Worst of all is the practice of binding in special advertising sections We don’t mind ads, but these sections are not paginated. Just try to find page 128 when there are 15 or so unnumbered pages before and 8 after. And then, particularly at this time of year, the magazines are so anxious to sell the (probably expensive) early pages for ads, that you are lucky even to be able to find the Contents. In a recent fashion issue of The New Yorker, there must have been 25 pages of undies and impractical shoes. Exhausting.

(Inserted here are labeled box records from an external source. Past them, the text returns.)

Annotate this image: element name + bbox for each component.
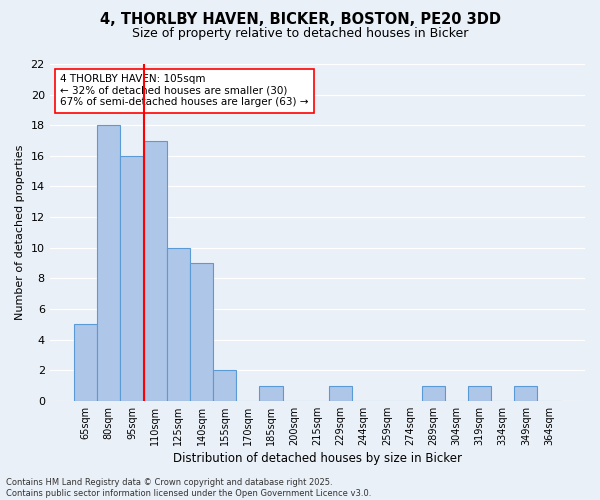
Text: Size of property relative to detached houses in Bicker: Size of property relative to detached ho…	[132, 28, 468, 40]
Text: Contains HM Land Registry data © Crown copyright and database right 2025.
Contai: Contains HM Land Registry data © Crown c…	[6, 478, 371, 498]
Bar	[468, 386, 491, 401]
Bar	[514, 386, 538, 401]
Bar	[259, 386, 283, 401]
Y-axis label: Number of detached properties: Number of detached properties	[15, 144, 25, 320]
Bar	[422, 386, 445, 401]
Bar	[167, 248, 190, 401]
Bar	[213, 370, 236, 401]
Bar	[329, 386, 352, 401]
Text: 4 THORLBY HAVEN: 105sqm
← 32% of detached houses are smaller (30)
67% of semi-de: 4 THORLBY HAVEN: 105sqm ← 32% of detache…	[61, 74, 309, 108]
Bar	[190, 263, 213, 401]
Bar	[143, 140, 167, 401]
Bar	[97, 125, 121, 401]
Bar	[74, 324, 97, 401]
Bar	[121, 156, 143, 401]
X-axis label: Distribution of detached houses by size in Bicker: Distribution of detached houses by size …	[173, 452, 462, 465]
Text: 4, THORLBY HAVEN, BICKER, BOSTON, PE20 3DD: 4, THORLBY HAVEN, BICKER, BOSTON, PE20 3…	[100, 12, 500, 28]
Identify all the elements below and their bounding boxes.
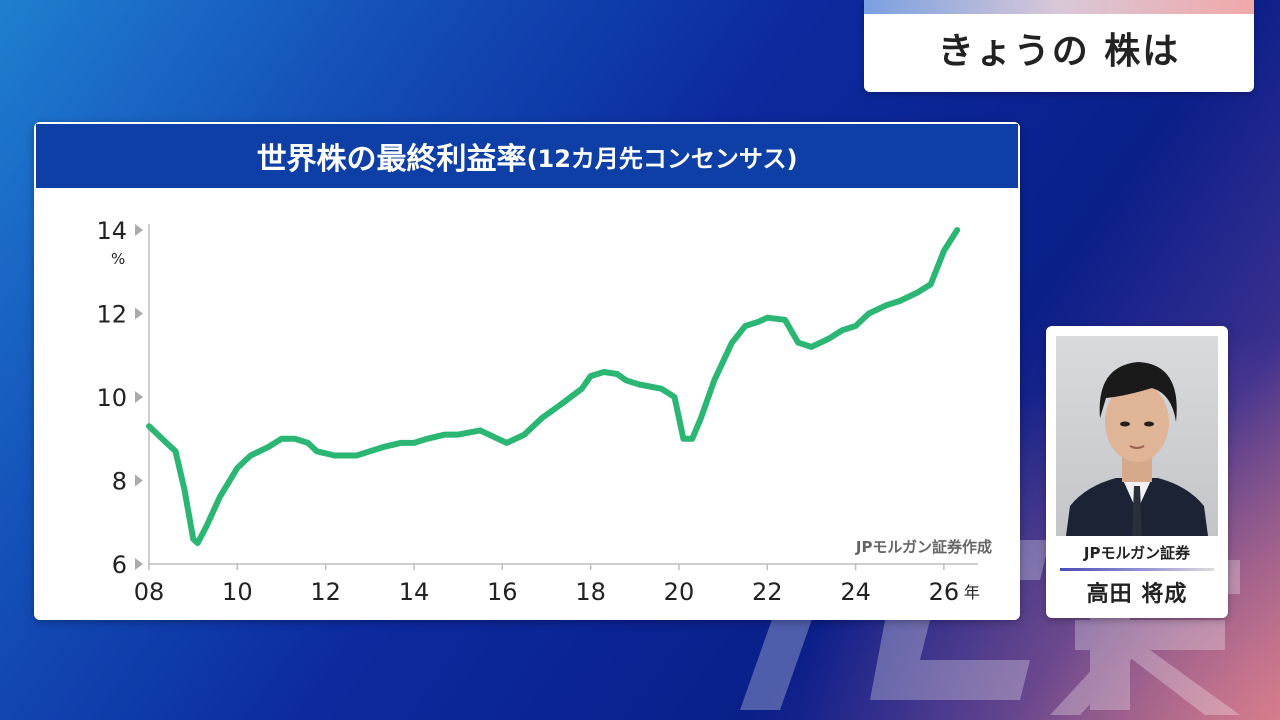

We must note, for non-Anguillian readers, that this island is greener than it ever has been in recent memory. We have had six solid days of rain, heavy rain, almost unheard of here. This morning, the sun was briefly glimpsed, and small children were heard asking parents “What’s that?” Unfortunately, this was the time that some gift money came in from Europe, and all the roads are torn up for rebuilding, and have become impassable mud holes. If you come visit, and you should, you really should, we will be dried out and re-surfaced. All surprised plants are blooming like mad, and all will be fresh and new – except our ideas, of course.
A final word to those who didn’t like our noting the results of the current Iraq policy (like worldwide anger at the U.S. for cowboy-ism and phony WMD excuses, not to mention a Muslim jihad). Thanks for your comments. You are, regrettably, dead wrong.